De l’émigration aux salons parisiens : Genlis, inspiratrice ou objet de curiosité pour les Britanniques ?

Coïncidant avec le mariage de Paméla avec Edward Fitzgerald,15  l’émigration dans laquelle Genlis s’engage en décembre 1792 dure près de dix ans. A Tournai, où elle s’est réfugiée avec Adélaïde d’Orléans, parviennent des nouvelles qui l’obligent à reprendre la route : l’exécution du roi votée par Philippe Egalité, le bannissement à perpétuité des émigrés et la saisie de leurs biens, la réunion de la Belgique à la France, les mandats d’arrêt lancés contre les princes d’Orléans et leurs proches. Dès lors, l’autrice séjourne successivement en Suisse, aux Pays-Bas, à Altona (sous administration danoise) et dans différentes villes germaniques. Les émigrés royalistes lui tenant grief de sa proximité avec les Orléans, c’est souvent sous une identité d’emprunt qu’elle gagne sa vie en donnant des cours de langue, en dessinant et, surtout, en écrivant et publiant sans relâche. Celle qui a connu un train de vie brillant et fréquenté les plus hautes sphères sociales sera désormais en butte à des difficultés pécuniaires constantes et devra vivre de sa plume.

  • 15. Adepte des idéaux révolutionnaires, ce patriote irlandais se rend en France en 1792. Reçu par Williams, présenté à Genlis et à Paméla par Stone, il est arrêté le 28 mai 1798 lors de l’insurrection contre la couronne britannique soutenue par la France.

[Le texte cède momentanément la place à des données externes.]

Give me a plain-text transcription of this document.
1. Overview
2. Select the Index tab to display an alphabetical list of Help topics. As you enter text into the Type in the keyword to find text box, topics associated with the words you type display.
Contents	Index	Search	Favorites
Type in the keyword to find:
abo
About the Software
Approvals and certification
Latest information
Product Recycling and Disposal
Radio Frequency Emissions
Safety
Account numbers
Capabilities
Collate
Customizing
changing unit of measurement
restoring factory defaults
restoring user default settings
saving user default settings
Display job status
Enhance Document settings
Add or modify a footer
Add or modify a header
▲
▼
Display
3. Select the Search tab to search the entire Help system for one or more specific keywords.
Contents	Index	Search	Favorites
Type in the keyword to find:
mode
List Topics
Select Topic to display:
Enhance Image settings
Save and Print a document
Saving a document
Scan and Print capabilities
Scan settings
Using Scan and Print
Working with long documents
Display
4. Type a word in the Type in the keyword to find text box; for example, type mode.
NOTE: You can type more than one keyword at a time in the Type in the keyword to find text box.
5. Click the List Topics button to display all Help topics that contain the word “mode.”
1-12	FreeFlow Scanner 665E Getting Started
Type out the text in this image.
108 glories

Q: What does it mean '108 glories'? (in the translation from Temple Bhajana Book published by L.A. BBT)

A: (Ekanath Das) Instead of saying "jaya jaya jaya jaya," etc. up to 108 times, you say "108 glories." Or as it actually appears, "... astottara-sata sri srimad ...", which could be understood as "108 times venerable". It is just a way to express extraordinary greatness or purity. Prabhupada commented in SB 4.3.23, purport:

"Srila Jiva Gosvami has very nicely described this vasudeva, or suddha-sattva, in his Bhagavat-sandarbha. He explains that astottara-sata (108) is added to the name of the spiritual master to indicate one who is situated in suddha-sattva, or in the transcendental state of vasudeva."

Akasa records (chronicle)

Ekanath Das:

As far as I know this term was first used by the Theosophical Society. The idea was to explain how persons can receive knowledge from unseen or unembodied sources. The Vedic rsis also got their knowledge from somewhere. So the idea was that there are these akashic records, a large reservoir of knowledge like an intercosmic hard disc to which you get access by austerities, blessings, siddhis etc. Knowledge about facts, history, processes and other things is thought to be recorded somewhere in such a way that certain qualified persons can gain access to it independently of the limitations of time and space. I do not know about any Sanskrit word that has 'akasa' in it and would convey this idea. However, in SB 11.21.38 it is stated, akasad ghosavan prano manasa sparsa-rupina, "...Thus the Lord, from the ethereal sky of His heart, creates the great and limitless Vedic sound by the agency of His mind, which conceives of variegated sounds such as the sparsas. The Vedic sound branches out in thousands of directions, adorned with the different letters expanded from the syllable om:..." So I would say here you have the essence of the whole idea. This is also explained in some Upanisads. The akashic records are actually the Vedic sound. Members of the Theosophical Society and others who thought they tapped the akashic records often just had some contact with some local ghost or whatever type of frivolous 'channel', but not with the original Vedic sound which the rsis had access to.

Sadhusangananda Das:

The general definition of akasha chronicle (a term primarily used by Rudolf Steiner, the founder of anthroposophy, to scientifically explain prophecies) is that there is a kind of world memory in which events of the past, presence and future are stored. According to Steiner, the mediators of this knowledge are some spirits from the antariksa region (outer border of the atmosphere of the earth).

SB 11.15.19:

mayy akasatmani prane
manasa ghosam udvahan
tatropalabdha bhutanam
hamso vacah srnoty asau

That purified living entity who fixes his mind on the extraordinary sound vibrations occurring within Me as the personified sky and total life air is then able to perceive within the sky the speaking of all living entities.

Son succès en Angleterre ne se dément pas, des Britanniques aux opinions politiques opposées la prenant pour modèle. Dans ses Letters Written during a Short Residence in Sweden, Norway and Denmark (1797), Wollstonecraft signale, après être passée par Altona, que Genlis a résidé dans ce lieu d’émigration et en profite pour lui rendre hommage. Autre représentante du féminisme, Mary Robinson la mentionne dans sa liste des femmes éminentes de la période contemporaine (Letter to the Women in England, 1799). Comme le montre Adriana Craciun,16  les conservateurs quant à eux utilisent les ouvrages que Genlis consacre à l’émigration (comme Les Petits émigrés, 1798) pour légitimer la poursuite de l’effort de guerre contre-révolutionnaire. Contre l’influence des English Jacobins, l’œuvre de Genlis permet, à des fins de propagande, de diffuser une vision sentimentale des émigrés, présentés comme des familles aristocratiques vertueuses, contraintes de fuir le désordre et la monstruosité anarchistes. Chez Hannah More, Charlotte Smith ou Fanny Burney, le soutien aux émigrés français sert le nationalisme anglais en prenant en outre la forme d’un geste charitable.

  • 16. Adriana Craciun, British Women Writers and the French Revolution (Basingstoke: Palgrave Macmillan, 2005), p. 147-148.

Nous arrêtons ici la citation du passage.